Críticas AdoroCinema
3,5
Bom
A Sombra do Pai

A iminência do terror

por Bruno Carmelo

À primeira vista, Cristina (Luciana Paes) e Dalva (Nina Medeiros) parecem mãe e filha. Aos poucos, descobrimos que se trata da tia da garota, que ainda mora com o irmão e a sobrinha enquanto não concretiza o sonho de se casar com alguém, ter filhos e se tornar dona de casa. O pai, Jorge (Júlio Machado), trabalha na construção civil, e não demonstra afeto pela garota. A mãe morreu. Há algo estranho neste núcleo familiar cujas relações são movidas a gestos paliativos ou indispensáveis. Cristina cuida da garota, mas não se sente mãe. Júlio não cuida da garota e não se sente pai. Durante as férias, Dalva se encontra abandonada em sua casa.

A ideia do abandono simbólico não é percebida como uma situação aberrante, afinal, a família de baixa renda tem recursos necessários, não passa fome. Sozinha em sua descoberta do mundo, a garotinha enterra bonecas e guarda os restos do corpo da mãe, exumada. Em alguns momentos, assiste a filmes assustadores como A Noite dos Mortos-Vivos e O Cemitério Maldito, que sugerem o retorno do familiar morto. Assim, com a ajuda das crendices da tia, Dalva acredita ser capaz de trazer a mãe de volta. Estamos num território em que a fantasia se anuncia como possibilidade, sem perder o horizonte realista. Durante a maior parte da trama, o espectador pode se perguntar: a menina tem poderes de fato? Ou seriam apenas manifestações da imaginação infantil?

A diretora Gabriela Amaral Almeida situa sua obra no território da sugestão. Embora faça referências a filmes sangrentos e violentos, não pretende reproduzir nada igualmente explícito. Suas imagens permitem o silêncio, a contemplação dentro dos planos fixos, enquanto a montagem se esmera em suspender os elementos fantásticos pouco antes ou depois de acontecerem. O público fica na antessala de alguma irrupção do horror, à espera de confirmações. Enquanto isso, os símbolos – a ferida nas costas do pai, as bonecas, a trança da mãe, a lâmpada quebrada, o armário – contribuem a uma atmosfera de terror, mais do que à concretização do terror em si. Somos preparados para a presença de fantasmas e zumbis que talvez não venham nunca.

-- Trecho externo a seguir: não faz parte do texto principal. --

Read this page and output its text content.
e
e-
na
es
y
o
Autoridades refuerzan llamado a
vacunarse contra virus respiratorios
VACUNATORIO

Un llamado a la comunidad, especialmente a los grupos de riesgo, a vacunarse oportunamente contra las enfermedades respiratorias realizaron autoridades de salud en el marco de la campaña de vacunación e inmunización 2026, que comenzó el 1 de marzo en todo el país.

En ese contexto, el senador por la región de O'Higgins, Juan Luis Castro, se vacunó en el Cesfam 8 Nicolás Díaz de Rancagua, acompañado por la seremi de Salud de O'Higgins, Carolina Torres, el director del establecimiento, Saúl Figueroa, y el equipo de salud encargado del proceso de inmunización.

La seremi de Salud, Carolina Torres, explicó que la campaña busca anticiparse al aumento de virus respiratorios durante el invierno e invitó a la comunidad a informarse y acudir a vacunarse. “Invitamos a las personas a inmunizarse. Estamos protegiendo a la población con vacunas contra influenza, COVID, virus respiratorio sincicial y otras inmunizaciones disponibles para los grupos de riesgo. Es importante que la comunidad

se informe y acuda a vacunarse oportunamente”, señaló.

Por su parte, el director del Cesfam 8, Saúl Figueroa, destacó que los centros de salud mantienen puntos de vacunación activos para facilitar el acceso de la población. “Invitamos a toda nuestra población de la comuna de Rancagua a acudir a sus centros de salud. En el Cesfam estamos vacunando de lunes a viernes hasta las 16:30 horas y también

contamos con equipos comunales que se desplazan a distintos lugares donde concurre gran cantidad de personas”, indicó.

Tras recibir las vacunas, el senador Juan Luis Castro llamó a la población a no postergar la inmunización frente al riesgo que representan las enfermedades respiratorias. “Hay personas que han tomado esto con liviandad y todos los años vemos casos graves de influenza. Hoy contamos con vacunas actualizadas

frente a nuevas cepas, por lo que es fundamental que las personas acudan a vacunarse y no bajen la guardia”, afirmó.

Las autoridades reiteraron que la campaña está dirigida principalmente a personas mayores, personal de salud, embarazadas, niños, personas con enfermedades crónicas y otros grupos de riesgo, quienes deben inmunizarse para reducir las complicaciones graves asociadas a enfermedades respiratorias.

Ao privilegiar o aspecto dramático do horror, A Sombra do Pai se constrói como um filme de imagens brandas e sugestões fortes. Júlio Machado, no papel do pai bruto e traumatizado pela morte da esposa, tem que carregar o mundo no olhar, sem ganhar oportunidades de sublimação das dores. Luciana Paes, especialista em personagens expansivas – vide a ótima composição em O Animal Cordial, da mesma diretora – interpreta uma tia de baixa instrução, um tanto conformada com sua situação, e movida pelas emoções ao invés da razão. A garotinha, determinada e forte, também se cala na maior parte do tempo. Pelo encontro entre três sensibilidades introvertidas, numa narrativa alheia a reviravoltas ou revelações, o ritmo pode soar arrastado – pelo menos até o espectador perceber que a suspensão de promessas e de fatos constitui um objetivo em si.

Na direção, Almeida se revela segura como sempre, em enquadramentos muito bem pensados e planos de duração estudada. Estamos diante de um mecanismo cerebral: enquanto muitos diretores jovens permitem a espontaneidade, o improviso, as asperezas de teor caseiro ou amador, a cineasta trabalha num universo rigidamente calculado. O efeito se torna ainda mais interessante num gênero tão epidérmico quanto o horror, que trabalharia em sua essência com os estímulos de sensações, com fenômenos exteriores ao invés de sensações internas. Mas o filme prefere trazer o horror para dentro dos personagens, utilizando o luto como fonte de perturbação e gatilho para o cinema de gênero.

O resultado é admirável, ainda que jamais permita aos seus personagens se expressarem, canalizarem suas pulsões, ganharem alguma forma de alívio ou explosão. As vozes e ações continuam presas, do início ao fim. A Sombra do Pai se assemelha a um longo teaser, no sentido positivo de sustentar a atenção e o interesse, mas também no sentido negativo de jamais entregar alguma forma de gozo. Ele poderia ser o início de uma franquia de zumbis, ou a conclusão de uma saga familiar. Mas prefere se situar entre os dois, recusando tanto a catarse do melodrama quanto a catarse do sangue e das vísceras. Talvez, pela exímia manipulação das angústias do espectador, deixe um grito preso na garganta, muito mais potente do que a maioria das cenas de mortes espetaculares nos terrores comuns.

Filme visto no 51º Festival de Brasília do Cinema Brasileiro, em setembro de 2018.